Hi Everyone!
Thanks, as always, for all the great advice, feedback, commentary, etc. I've been out of town on a family road trip for a few days, just getting back into normal life and back into this forum.
Houtx ... thanks for the ideas! I want to get to the point where I take Nal late, then have 1 or 2 drinks late. Seems like that would be good for rewiring. I think the night I felt like not drinking last week in spite of taking Nal, I ended up starting with 2, then having 4 total. Back to that once I start, I don't stop. But at least it wasn't 7!

ToxicGirl ... thanks for the kind, wise words, and I am still loving your blog! I so enjoy reading your thought process, because it is so familiar. I am sure it is to all of us, because we relate to alcohol in the same way. It is very fun and reassuring to see myself in another, especially when (with alcohol) I have spent so much time feeling different. I was laughing out loud about that extra 550 calories (what a coincidence!) because I know that has been the reason my skinny jeans are getting tight too (yet, invariably, I seem to forget that around 5pm.) And I also appreciate the reminder not to be expecting instant changes. I need to just roll with the day to day and see what happens over time.
Joe ... interesting observation on women vs. men. I have always avoided AA for a number of reasons, but I think I sensed that potential for creepiness and that added to my aversion! Women definitely have a tendency to be supportive ... not sure if that is nature or nurture, but you are right, it seems to be part of who we are. I love that you find it charming!

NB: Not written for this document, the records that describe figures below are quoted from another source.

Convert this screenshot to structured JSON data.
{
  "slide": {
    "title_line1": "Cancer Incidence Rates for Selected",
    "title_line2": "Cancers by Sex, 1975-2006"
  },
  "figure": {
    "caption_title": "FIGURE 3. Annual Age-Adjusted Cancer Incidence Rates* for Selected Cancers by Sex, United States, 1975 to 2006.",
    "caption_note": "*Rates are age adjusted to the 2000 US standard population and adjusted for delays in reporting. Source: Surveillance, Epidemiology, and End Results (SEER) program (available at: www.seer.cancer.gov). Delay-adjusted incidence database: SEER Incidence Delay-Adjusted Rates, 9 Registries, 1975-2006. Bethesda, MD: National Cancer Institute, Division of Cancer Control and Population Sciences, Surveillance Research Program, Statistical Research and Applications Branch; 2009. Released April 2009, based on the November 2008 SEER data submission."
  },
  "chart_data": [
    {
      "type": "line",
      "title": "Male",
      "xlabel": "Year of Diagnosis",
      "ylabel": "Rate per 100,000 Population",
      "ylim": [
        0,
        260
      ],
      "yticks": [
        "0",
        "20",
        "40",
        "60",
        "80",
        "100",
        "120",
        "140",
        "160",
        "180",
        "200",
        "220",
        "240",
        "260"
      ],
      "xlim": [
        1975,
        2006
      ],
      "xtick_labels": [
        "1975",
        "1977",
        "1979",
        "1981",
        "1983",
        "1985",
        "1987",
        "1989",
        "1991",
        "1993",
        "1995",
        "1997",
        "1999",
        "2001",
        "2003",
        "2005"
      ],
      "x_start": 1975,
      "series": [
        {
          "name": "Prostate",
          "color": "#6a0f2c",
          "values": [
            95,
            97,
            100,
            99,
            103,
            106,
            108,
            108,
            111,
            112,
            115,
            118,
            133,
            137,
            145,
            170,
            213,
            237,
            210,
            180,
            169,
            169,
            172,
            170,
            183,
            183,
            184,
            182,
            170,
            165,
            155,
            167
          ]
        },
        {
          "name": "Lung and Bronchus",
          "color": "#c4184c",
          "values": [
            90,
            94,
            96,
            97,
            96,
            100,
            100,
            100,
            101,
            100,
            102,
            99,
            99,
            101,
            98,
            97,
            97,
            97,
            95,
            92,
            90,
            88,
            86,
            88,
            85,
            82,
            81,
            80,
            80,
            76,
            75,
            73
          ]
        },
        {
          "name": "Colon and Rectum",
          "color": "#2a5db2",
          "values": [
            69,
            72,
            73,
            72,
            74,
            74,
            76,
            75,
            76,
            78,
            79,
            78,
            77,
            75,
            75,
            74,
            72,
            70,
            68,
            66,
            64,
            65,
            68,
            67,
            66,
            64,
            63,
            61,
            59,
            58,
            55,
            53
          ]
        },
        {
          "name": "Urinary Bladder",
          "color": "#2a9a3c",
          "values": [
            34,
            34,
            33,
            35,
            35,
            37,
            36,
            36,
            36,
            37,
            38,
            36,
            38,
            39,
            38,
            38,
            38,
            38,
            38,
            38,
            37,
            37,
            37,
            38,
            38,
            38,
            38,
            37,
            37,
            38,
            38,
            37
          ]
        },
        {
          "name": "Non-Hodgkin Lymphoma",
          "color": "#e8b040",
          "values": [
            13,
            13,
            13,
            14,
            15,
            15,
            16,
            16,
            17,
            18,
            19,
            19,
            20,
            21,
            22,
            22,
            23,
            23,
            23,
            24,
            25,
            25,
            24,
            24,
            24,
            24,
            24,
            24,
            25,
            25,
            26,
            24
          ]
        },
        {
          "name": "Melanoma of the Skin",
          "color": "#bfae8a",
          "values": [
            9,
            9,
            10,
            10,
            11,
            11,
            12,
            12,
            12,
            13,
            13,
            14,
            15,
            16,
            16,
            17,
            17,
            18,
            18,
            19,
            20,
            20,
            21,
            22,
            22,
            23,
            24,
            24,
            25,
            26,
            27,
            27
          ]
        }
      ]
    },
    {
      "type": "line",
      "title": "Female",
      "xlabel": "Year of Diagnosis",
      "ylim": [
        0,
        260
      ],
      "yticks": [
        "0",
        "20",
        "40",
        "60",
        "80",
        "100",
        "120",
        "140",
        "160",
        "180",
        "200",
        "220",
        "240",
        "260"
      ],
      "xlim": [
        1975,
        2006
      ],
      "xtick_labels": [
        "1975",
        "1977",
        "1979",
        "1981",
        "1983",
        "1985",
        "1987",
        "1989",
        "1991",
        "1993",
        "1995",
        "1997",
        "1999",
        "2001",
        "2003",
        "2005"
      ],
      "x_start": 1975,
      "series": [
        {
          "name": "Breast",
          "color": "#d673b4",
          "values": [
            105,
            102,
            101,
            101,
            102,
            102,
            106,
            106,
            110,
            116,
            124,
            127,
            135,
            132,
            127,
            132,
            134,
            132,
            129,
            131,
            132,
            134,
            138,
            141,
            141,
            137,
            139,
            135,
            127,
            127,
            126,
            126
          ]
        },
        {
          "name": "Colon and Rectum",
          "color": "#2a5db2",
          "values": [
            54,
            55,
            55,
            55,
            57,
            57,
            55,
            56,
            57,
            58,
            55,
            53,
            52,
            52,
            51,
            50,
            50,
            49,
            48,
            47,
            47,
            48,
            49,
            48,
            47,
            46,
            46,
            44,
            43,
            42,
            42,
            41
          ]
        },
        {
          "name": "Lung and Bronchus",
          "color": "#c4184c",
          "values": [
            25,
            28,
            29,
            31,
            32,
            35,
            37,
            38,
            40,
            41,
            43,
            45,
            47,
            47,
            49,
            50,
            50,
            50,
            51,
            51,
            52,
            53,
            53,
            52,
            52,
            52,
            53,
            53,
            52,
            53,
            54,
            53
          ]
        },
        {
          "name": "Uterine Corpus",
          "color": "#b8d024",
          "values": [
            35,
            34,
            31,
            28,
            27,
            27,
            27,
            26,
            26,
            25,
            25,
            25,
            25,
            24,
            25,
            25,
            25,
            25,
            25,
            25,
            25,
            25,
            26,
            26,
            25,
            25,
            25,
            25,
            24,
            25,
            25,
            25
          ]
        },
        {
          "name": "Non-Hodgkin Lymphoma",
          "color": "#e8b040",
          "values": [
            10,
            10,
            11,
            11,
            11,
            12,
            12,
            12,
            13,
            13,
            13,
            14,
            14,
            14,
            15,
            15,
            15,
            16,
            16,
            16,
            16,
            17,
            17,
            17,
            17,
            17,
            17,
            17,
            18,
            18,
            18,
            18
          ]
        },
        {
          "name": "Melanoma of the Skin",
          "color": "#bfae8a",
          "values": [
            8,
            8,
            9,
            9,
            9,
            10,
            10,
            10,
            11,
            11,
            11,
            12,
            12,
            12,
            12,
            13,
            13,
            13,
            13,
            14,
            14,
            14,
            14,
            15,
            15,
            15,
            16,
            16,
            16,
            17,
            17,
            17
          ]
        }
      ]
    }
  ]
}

That said, I think there are a lot of very supportive men on this site. Oh, and by the way, only 2 drinks on a date .... that is huge! Congratulations!! I have been following your progress, and it seems like things really are changing for you!
Okay, so my last week was still 25mg, and was a few units less than the week before (36 units, vs. 41 last week.) However, I think that was due to circumstance over Nal. A few nights my husband was watching, so I stopped at 4-5 units, other nights we were with friends and I got up to 7 units.
I did notice that I always want access to "one more", even if I don't drink it. Several nights on vacation I poured one more drink that could be disguised as water, and put it next to the bed, almost as a safety net or a security blanket. Then I didn't drink it, but I was happy to know it was there. It will be interesting to notice over time how much of this is habit and how much is actual craving.
Another thing I notice is that I get really, really tired when drinking with Nal. More so than drinking without. So I wonder if any decrease in drinking is simply because at a certain point I fall asleep (or some might say "pass out!"

)
On Tuesday, I increased my dose to 50mg, and on Wednesday I had an AF day. This is pretty normal for me. I often have an AF day (even without Nal) after many days of heavy drinking. I was up to at least a month in a row, and I had just gotten home, so I just didn't feel like drinking. It did cross my mind many times throught the evening, but since I had not taken the Nal AND I didn't have anything decent to drink in the house, I just went to bed.
So, here's another dilemma. I am very much wanting to get back in shape. I am not in terrible shape, just not where I once was (jeans are tight, NOT happy about swimsuit season...) After kids and some sports injuries and, let's be honest, too many hangovers, I have not been working out like I once did and it shows. I just ordered an extreme workout program recommended by some friends (P90X, if anyone has seen the infomercial) and plan to start within the next few days.
I wonder if more working out will naturally reduce my drinking, and if that will negate the background work the Nal is doing? I don't want to wait another year to start exercising, but I also don't want to slow down the progress I should have with TSM. Am I overthinking it? I suppose I should just get on with life as I would anyway, drink when I want to (with Nal, of course) and see what happens? Another thing to discuss with my doctor at my next appointment.
Okay, I gotta run. The kids are begging for breakfast and it is aleady time for lunch. (And I am anxiously awaiting my "Mom of the Year" award.)